Грибок лукаво сказал:
– Может, он, а может, и не он.
То же сказал и Щуренок, хотя отлично знал, что это не Георг. Но незаинтересованным свидетелям всегда жалко, если в событиях нет достаточного драматизма. Биндер заявил почти мрачно:
– Не он, только похож на него.
Показание Левенштейна оказалось решающим:
– У него же рука здоровая.
Действительно, рука – это была единственная часть тела, которая осталась у Кюблера неповрежденной.
Затем все свидетели, кроме Левенштейна, были отправлены за государственный счет туда, откуда их взяли. Грибок сошел тут же, после уксусного завода. Биндер, через затуманенный болью мир, поехал домой в Вайзенау, все на тот же клеенчатый диван, где ему с той же неизбежностью, что и перед отъездом, предстояло умереть. Щуренок и лодочник слезли у перевоза под Майнцем, где накануне состоялся обмен.
Вскоре после этого было отдано распоряжение отпустить Элли на свободу, оставив ее и ее квартиру под надзором. Может быть, настоящий Гейслер все-таки сделает попытку установить с ней связь. Кюблера, в том состоянии, в каком он сейчас находился, нельзя было отпустить.

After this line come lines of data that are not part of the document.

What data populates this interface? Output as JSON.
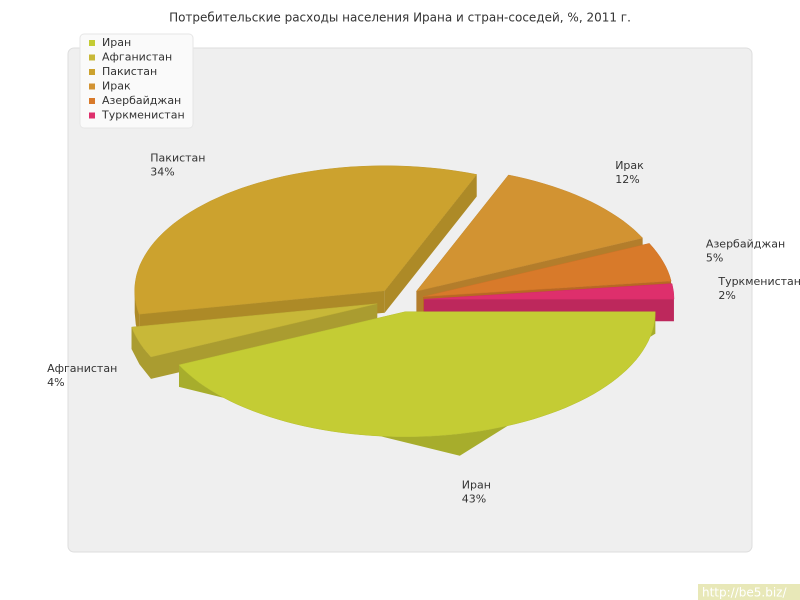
{
  "chart_data": {
    "type": "pie3d",
    "title": "Потребительские расходы населения Ирана и стран-соседей, %, 2011 г.",
    "categories": [
      "Иран",
      "Афганистан",
      "Пакистан",
      "Ирак",
      "Азербайджан",
      "Туркменистан"
    ],
    "values": [
      43,
      4,
      34,
      12,
      5,
      2
    ],
    "value_labels": [
      "43%",
      "4%",
      "34%",
      "12%",
      "5%",
      "2%"
    ],
    "colors": [
      "#c4cc34",
      "#c8b838",
      "#cca22e",
      "#d29332",
      "#d87a2a",
      "#de2f6c"
    ],
    "legend": "top-left",
    "watermark": "http://be5.biz/"
  }
}
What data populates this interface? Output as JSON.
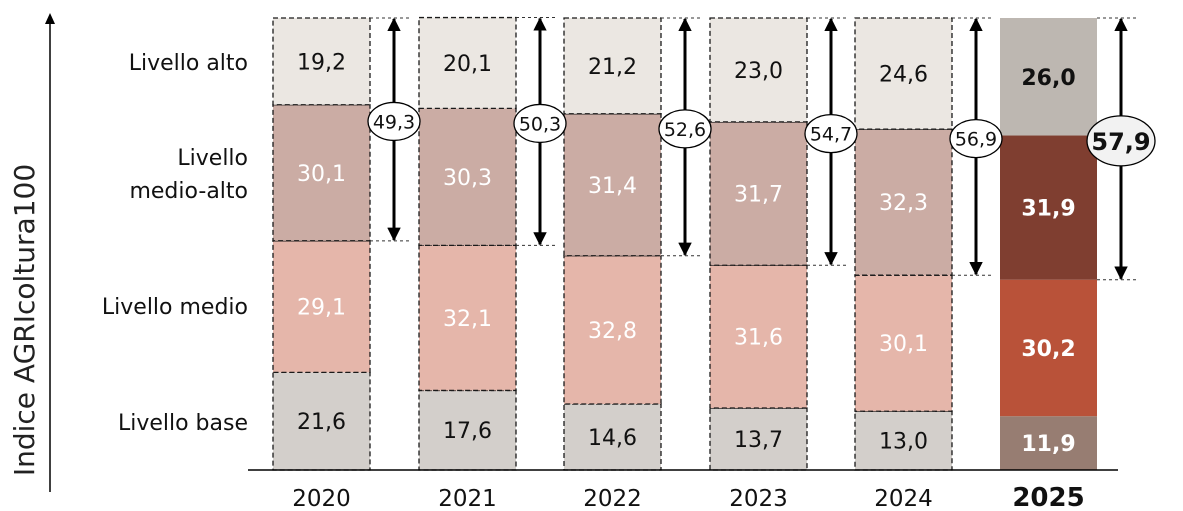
{
  "chart_data": {
    "type": "bar",
    "stacked": true,
    "orientation": "vertical",
    "ylabel": "Indice AGRIcoltura100",
    "categories": [
      "2020",
      "2021",
      "2022",
      "2023",
      "2024",
      "2025"
    ],
    "highlighted_category": "2025",
    "series": [
      {
        "name": "Livello base",
        "values": [
          21.6,
          17.6,
          14.6,
          13.7,
          13.0,
          11.9
        ],
        "labels": [
          "21,6",
          "17,6",
          "14,6",
          "13,7",
          "13,0",
          "11,9"
        ]
      },
      {
        "name": "Livello medio",
        "values": [
          29.1,
          32.1,
          32.8,
          31.6,
          30.1,
          30.2
        ],
        "labels": [
          "29,1",
          "32,1",
          "32,8",
          "31,6",
          "30,1",
          "30,2"
        ]
      },
      {
        "name": "Livello medio-alto",
        "values": [
          30.1,
          30.3,
          31.4,
          31.7,
          32.3,
          31.9
        ],
        "labels": [
          "30,1",
          "30,3",
          "31,4",
          "31,7",
          "32,3",
          "31,9"
        ]
      },
      {
        "name": "Livello alto",
        "values": [
          19.2,
          20.1,
          21.2,
          23.0,
          24.6,
          26.0
        ],
        "labels": [
          "19,2",
          "20,1",
          "21,2",
          "23,0",
          "24,6",
          "26,0"
        ]
      }
    ],
    "brackets": {
      "values": [
        49.3,
        50.3,
        52.6,
        54.7,
        56.9,
        57.9
      ],
      "labels": [
        "49,3",
        "50,3",
        "52,6",
        "54,7",
        "56,9",
        "57,9"
      ]
    },
    "category_axis_labels": [
      "Livello alto",
      "Livello medio-alto",
      "Livello medio",
      "Livello base"
    ],
    "ylim": [
      0,
      100
    ],
    "grid": false,
    "legend": "none",
    "colors": {
      "past": [
        "#d3cfcb",
        "#e5b6aa",
        "#cbaca4",
        "#ebe7e2"
      ],
      "highlight": [
        "#977d72",
        "#b95239",
        "#7f3e30",
        "#bdb7b1"
      ],
      "past_text": [
        "#111111",
        "#ffffff",
        "#ffffff",
        "#111111"
      ],
      "highlight_text": [
        "#ffffff",
        "#ffffff",
        "#ffffff",
        "#111111"
      ]
    }
  }
}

В камере на Элли нашло оцепенение. Вечером, когда наконец можно было вытянуться на деревянных нарах, оцепенение прошло и она попыталась осознать то, что с ней случилось. Генрих, она знала это, – порядочный малый, сын почтенных родителей, он никогда ее не обманывал. Уж не натворил ли он чего-нибудь, вроде Георга? Верно, ему случалось ворчать насчет налогов и обедов из одного блюда, насчет всех этих «добровольных» сборов и поборов, но он ворчал ничуть не больше, чем ворчат и ругаются все. Может быть, он слушал у кого-нибудь запрещенную передачу из-за границы, может, взял у кого-нибудь почитать запрещенную книгу?… Только нет, Генрих не увлекался ни радио, ни книгами. Он всегда говорил, что человек должен быть особенно осторожен, когда он занимает какое-то положение в обществе, – он, конечно, намекал на меховую мастерскую отца, в которой и он имел долю.
Уйдя
Вопреки большинству людей, проводящих первую ночь в тюрьме, Элли заснула скоро. Она была измучена, как дитя, на долю которого выпало больше, чем оно в силах вынести. И на другой день ее сердце тоскливо сжалось, только когда она подумала об отце. Она еще никак не могла прийти в себя, все было слишком непонятно, она не то чего-то ждала, не то силилась вспомнить. Нет, она ничуть не боится; и ребенку у ее отца будет хорошо. В этих соображениях таилась – хотя и бессознательная – готовность к чему угодно. Когда ее, уже под вечер, вывели из камеры, она была полна той решимости и надежды, которая является, быть может, только скрытой безнадежностью.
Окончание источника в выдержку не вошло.